DMA Limit due to Limited Map Registers (256 or 16)

326 views

Skip to first unread message

BruteForce

unread,

Oct 9, 2007, 7:51:41 AM10/9/07

to FireAPI

The notion of DMA limit has been introduced in ubCore 5.21 and FireAPI
5.21 that goes with it.

Windows uses a concept called "Map Registers" in order to accommodate
devices with 32-bit PCI addressing capability on systems that have
more than 4GB of addressable PCI space.

You should be aware that the Intel chipset reserves some PCI address
space for the devices installed on a system, usually between 0.5GB and
1GB. So if your system has 4GB of RAM, then you end up needing more
than 32-bits to address the whole range.

Some 32-bit systems can't do that. You install 4GB of RAM, but if you
go to Task Manager you see that the system for example reports only
3.5GB or 3GB of RAM. On these systems, "Visible RAM" + "Intel chipset
reserved space" <= 4GB.

Some more advanced 32-bit systems have the Physical Address Extensions
(PAE) capability which allows the operating system to address more
than 4GB of PCI address space. This can also happen on many 64-bit
systems running a 32-bit OS.

All 64-bit systems running a 64-bit OS can address more than 4GB of
PCI address space, if present.

All 1394 chips available today have a 32-bit register for providing
the PCI physical address of the target memory location for DMA reads/
writes, so how do these devices work on those systems?

The answer is that Windows provides the "Map Register" concept.
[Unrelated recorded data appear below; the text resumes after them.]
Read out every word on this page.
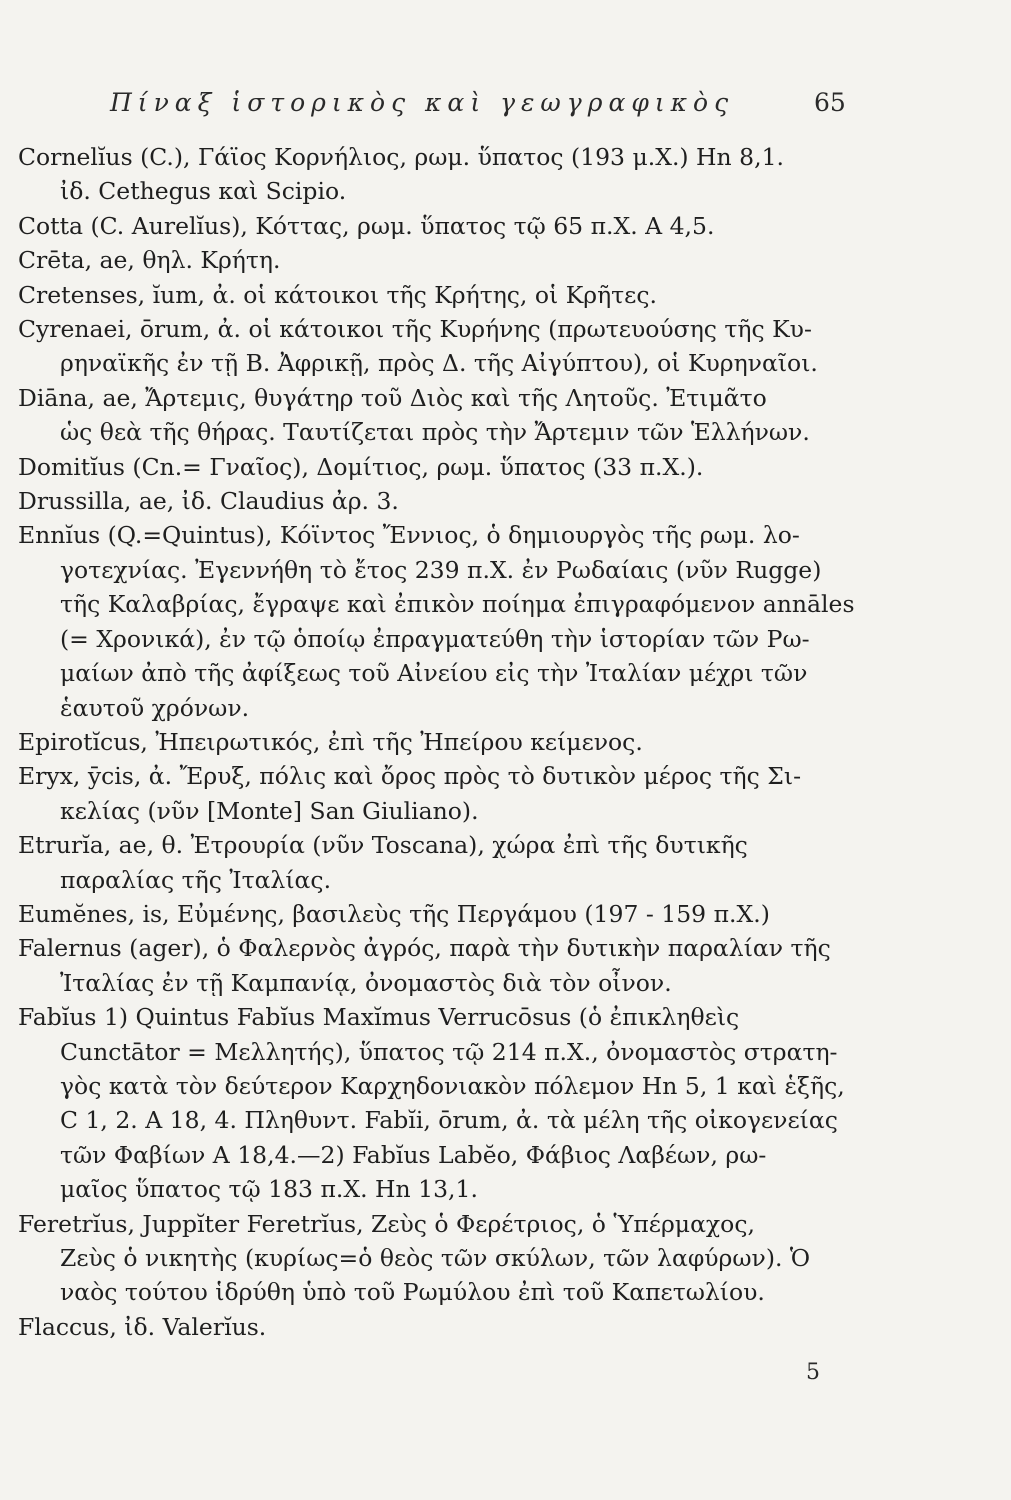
Πίναξ ἱστορικὸς καὶ γεωγραφικὸς	65
Cornelĭus (C.), Γάϊος Κορνήλιος, ρωμ. ὕπατος (193 μ.Χ.) Hn 8,1.
ἰδ. Cethegus καὶ Scipio.
Cotta (C. Aurelĭus), Κόττας, ρωμ. ὕπατος τῷ 65 π.Χ. A 4,5.
Crēta, ae, θηλ. Κρήτη.
Cretenses, ĭum, ἀ. οἱ κάτοικοι τῆς Κρήτης, οἱ Κρῆτες.
Cyrenaei, ōrum, ἀ. οἱ κάτοικοι τῆς Κυρήνης (πρωτευούσης τῆς Κυ-
ρηναϊκῆς ἐν τῇ Β. Ἀφρικῇ, πρὸς Δ. τῆς Αἰγύπτου), οἱ Κυρηναῖοι.
Diāna, ae, Ἄρτεμις, θυγάτηρ τοῦ Διὸς καὶ τῆς Λητοῦς. Ἐτιμᾶτο
ὡς θεὰ τῆς θήρας. Ταυτίζεται πρὸς τὴν Ἄρτεμιν τῶν Ἑλλήνων.
Domitĭus (Cn.= Γναῖος), Δομίτιος, ρωμ. ὕπατος (33 π.Χ.).
Drussilla, ae, ἰδ. Claudius ἀρ. 3.
Ennĭus (Q.=Quintus), Κόϊντος Ἔννιος, ὁ δημιουργὸς τῆς ρωμ. λο-
γοτεχνίας. Ἐγεννήθη τὸ ἔτος 239 π.Χ. ἐν Ρωδαίαις (νῦν Rugge)
τῆς Καλαβρίας, ἔγραψε καὶ ἐπικὸν ποίημα ἐπιγραφόμενον annāles
(= Χρονικά), ἐν τῷ ὁποίῳ ἐπραγματεύθη τὴν ἱστορίαν τῶν Ρω-
μαίων ἀπὸ τῆς ἀφίξεως τοῦ Αἰνείου εἰς τὴν Ἰταλίαν μέχρι τῶν
ἑαυτοῦ χρόνων.
Epirotĭcus, Ἠπειρωτικός, ἐπὶ τῆς Ἠπείρου κείμενος.
Eryx, ȳcis, ἀ. Ἔρυξ, πόλις καὶ ὄρος πρὸς τὸ δυτικὸν μέρος τῆς Σι-
κελίας (νῦν [Monte] San Giuliano).
Etrurĭa, ae, θ. Ἐτρουρία (νῦν Toscana), χώρα ἐπὶ τῆς δυτικῆς
παραλίας τῆς Ἰταλίας.
Eumĕnes, is, Εὐμένης, βασιλεὺς τῆς Περγάμου (197 - 159 π.Χ.)
Falernus (ager), ὁ Φαλερνὸς ἀγρός, παρὰ τὴν δυτικὴν παραλίαν τῆς
Ἰταλίας ἐν τῇ Καμπανίᾳ, ὀνομαστὸς διὰ τὸν οἶνον.
Fabĭus 1) Quintus Fabĭus Maxĭmus Verrucōsus (ὁ ἐπικληθεὶς
Cunctātor = Μελλητής), ὕπατος τῷ 214 π.Χ., ὀνομαστὸς στρατη-
γὸς κατὰ τὸν δεύτερον Καρχηδονιακὸν πόλεμον Hn 5, 1 καὶ ἑξῆς,
C 1, 2. A 18, 4. Πληθυντ. Fabĭi, ōrum, ἀ. τὰ μέλη τῆς οἰκογενείας
τῶν Φαβίων A 18,4.—2) Fabĭus Labĕo, Φάβιος Λαβέων, ρω-
μαῖος ὕπατος τῷ 183 π.Χ. Hn 13,1.
Feretrĭus, Juppĭter Feretrĭus, Ζεὺς ὁ Φερέτριος, ὁ Ὑπέρμαχος,
Ζεὺς ὁ νικητὴς (κυρίως=ὁ θεὸς τῶν σκύλων, τῶν λαφύρων). Ὁ
ναὸς τούτου ἱδρύθη ὑπὸ τοῦ Ρωμύλου ἐπὶ τοῦ Καπετωλίου.
Flaccus, ἰδ. Valerĭus.
5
Map
registers are a transparent concept. Drivers always use them for DMA,
but on x86 systems with up to 4GB addressable PCI space they do
nothing. On the other systems, map registers do something :-)
The bigger the DMA transfer is, the more map registers you need.

Windows sets a limit on the usage of map registers by device drivers.
On x86 systems this limit is very high so it is practically not there,
however when map registers are active the limit is pretty low.
Our testing indicates that on x64 systems (with x64 OS) with less than
4GB of PCI addressable space, there is practically no limit on the
number of map registers, however when more than 4GB of PCI addressable
space exists Windows x64 imposes a limit of 256 map registers, which
means a maximum DMA transfer of 1MB.
x86 Systems with PAE are in big trouble, since the developers of
Windows decided on a mere 16 map registers on this case, which means a
maximum DMA transfer of 64KB.

To summarize:

Windows 32-bit x86 CPU - PCISpace<=4GB --> unlimited map
registers
Windows 64-bit x64 CPU - PCISpace<=4GB --> unlimited map
registers
Windows 64-bit x64 CPU - PCISpace>4GB --> 256 map registers
(1MB)
Windows 32-bit x86 CPU with PAE - PCISpace>4GB --> 16 map
registers (64KB)
Windows 32-bit x64 CPU with PAE - PCISpace>4GB --> 16 map
registers (64KB)

Systems with 16 map registers are practically unusable for heavy iso
operations, under the current DMA implementation in ubCore. What would
be required would be a "Common Buffer DMA" implementation, which
however is very resource intensive and not guaranteed to work all the
time since the drivers would have to allocate big buffers of
physically contiguous pages each time an adapter channel is opened.

FireAPI and ubCore define the "DMA limit" as the maximum DMA transfer
permitted on the a system. You can retrieve this by calling
C1394QueryInformation with the OID_DMA_LIMIT object identifier.
FireCommander in ubCore 5.21 implements the DMALIMIT command to show
you the DMA limit.

When the DMA limit is larger than one image frame, then you have to
break the frame into multiple iso requests. It is suggested that you
break your isochronous requests in ((DMA_LIMIT/2)-4KB) bytes so that
two requests can be programmed to the adapter at a time. So when the
first request completes, the adapter will be processing the second one
while the driver software will be preparing the third one, and so on.
This way you don't run the risk of losing isochronous packets.

UBDCAM.SYS and the Firei DLL interface have been updated in ubCore
5.21 to detect the DMA limit and break each frame in multiple iso
requests according to the ((DMA_LIMIT/2)-4KB) rule of thumb. The
actual implementation does not generate (N-1) requests of ((DMA_LIMIT/
2)-4KB) bytes, and the Nth request with whatever remains, because this
often generates a very small iso request which through some obscure
reasoning involving timing leads to lost iso packets and image jitter.
So the code uses ((DMA_LIMIT/2)-4KB) in order to decide the number of
iso requests per frame, and then make those roughly even with one
another. This provides the best possible iso behaviour.